Dysregulation of gut microbiota stimulates NETs-driven HCC intrahepatic metastasis: therapeutic implications of healthy faecal microbiota transplantation.

Abstract

The stringent regulation of intrahepatic metastases is essential for improving survival outcomes in patients with hepatocellular carcinoma (HCC). This study investigated the impact of gut microbiota on intrahepatic metastasis of HCC and evaluated the therapeutic potential of healthy fecal microbiota transplantation (FMT).
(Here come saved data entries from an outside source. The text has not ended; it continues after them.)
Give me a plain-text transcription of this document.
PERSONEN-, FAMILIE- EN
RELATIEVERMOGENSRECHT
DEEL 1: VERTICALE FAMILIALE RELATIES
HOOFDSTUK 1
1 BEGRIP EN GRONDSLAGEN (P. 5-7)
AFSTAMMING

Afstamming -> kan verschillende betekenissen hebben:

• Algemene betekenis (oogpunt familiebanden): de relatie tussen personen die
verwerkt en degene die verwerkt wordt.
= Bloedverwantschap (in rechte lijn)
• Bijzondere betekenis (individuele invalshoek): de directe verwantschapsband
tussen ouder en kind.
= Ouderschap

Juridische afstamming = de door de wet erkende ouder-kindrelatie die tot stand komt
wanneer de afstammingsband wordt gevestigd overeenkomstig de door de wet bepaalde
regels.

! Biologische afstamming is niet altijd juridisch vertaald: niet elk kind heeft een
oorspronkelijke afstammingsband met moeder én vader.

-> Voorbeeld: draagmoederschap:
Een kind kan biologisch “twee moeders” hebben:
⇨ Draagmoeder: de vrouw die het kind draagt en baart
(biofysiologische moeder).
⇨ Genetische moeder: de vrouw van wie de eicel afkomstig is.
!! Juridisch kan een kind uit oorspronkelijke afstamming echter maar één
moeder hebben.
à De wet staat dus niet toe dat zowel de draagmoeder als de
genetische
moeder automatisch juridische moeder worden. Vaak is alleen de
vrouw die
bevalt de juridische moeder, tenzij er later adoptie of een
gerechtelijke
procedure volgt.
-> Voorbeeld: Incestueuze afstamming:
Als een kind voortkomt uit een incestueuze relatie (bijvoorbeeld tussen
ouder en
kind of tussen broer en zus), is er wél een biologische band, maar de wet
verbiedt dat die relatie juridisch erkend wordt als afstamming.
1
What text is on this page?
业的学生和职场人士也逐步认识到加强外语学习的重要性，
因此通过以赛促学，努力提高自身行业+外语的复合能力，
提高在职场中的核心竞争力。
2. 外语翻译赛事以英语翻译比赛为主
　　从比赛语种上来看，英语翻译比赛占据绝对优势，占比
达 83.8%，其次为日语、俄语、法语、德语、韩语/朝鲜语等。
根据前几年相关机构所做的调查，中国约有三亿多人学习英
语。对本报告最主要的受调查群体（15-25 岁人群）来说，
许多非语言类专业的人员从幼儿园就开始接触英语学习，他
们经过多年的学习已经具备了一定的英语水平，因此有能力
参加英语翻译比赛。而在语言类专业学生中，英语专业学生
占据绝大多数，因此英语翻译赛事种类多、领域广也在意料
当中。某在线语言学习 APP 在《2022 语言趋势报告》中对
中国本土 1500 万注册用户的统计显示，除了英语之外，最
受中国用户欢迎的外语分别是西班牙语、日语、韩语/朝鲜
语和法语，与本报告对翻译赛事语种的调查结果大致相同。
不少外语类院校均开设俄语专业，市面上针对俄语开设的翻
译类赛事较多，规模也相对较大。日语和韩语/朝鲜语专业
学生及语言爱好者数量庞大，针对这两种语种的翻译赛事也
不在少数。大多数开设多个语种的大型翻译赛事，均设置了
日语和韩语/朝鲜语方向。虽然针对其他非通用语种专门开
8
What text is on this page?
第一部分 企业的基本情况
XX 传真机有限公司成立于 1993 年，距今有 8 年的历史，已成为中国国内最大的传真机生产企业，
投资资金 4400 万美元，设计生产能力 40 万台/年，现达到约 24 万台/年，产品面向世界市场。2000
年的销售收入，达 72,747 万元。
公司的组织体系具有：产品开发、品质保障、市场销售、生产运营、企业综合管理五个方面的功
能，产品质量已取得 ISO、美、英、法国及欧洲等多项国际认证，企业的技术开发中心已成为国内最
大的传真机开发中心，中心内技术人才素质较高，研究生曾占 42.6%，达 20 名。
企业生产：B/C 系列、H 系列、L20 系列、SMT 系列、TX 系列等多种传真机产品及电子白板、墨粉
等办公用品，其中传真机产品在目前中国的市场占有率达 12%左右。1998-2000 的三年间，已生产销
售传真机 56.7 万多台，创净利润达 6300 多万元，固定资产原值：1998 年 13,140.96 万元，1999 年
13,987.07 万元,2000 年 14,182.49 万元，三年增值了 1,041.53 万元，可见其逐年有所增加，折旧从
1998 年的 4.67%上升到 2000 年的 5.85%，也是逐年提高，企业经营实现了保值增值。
Dysregulation of the gut microbiota, characterized by a significant reduction in the abundance of beneficial bacteria, such as Anaerotruncus colihominis and Dysosmobacter welbionis, was observed in patients with intrahepatic metastatic HCC. A human flora-associated (HFA) intrahepatic metastatic HCC mouse model was successfully established through consecutive 4 weeks of human-mouse FMT. Dysregulation of gut microbiota promoted intrahepatic metastasis in the mouse model, primarily by enhancing neutrophil-mediated inflammatory responses and lead to excessive formation of neutrophil extracellular traps (NETs). Consequently, it promoted tumor vascular growth and tissue necrosis, resulting in intrahepatic metastasis of HCC. Notably, FMT from healthy donors mitigated these pathological processes. This study elucidated the role and mechanism of dysregulated gut microbiota in promoting intrahepatic metastasis of HCC. Healthy FMT emerges as a promising novel therapeutic strategy for preventing and treating intrahepatic metastasis of HCC.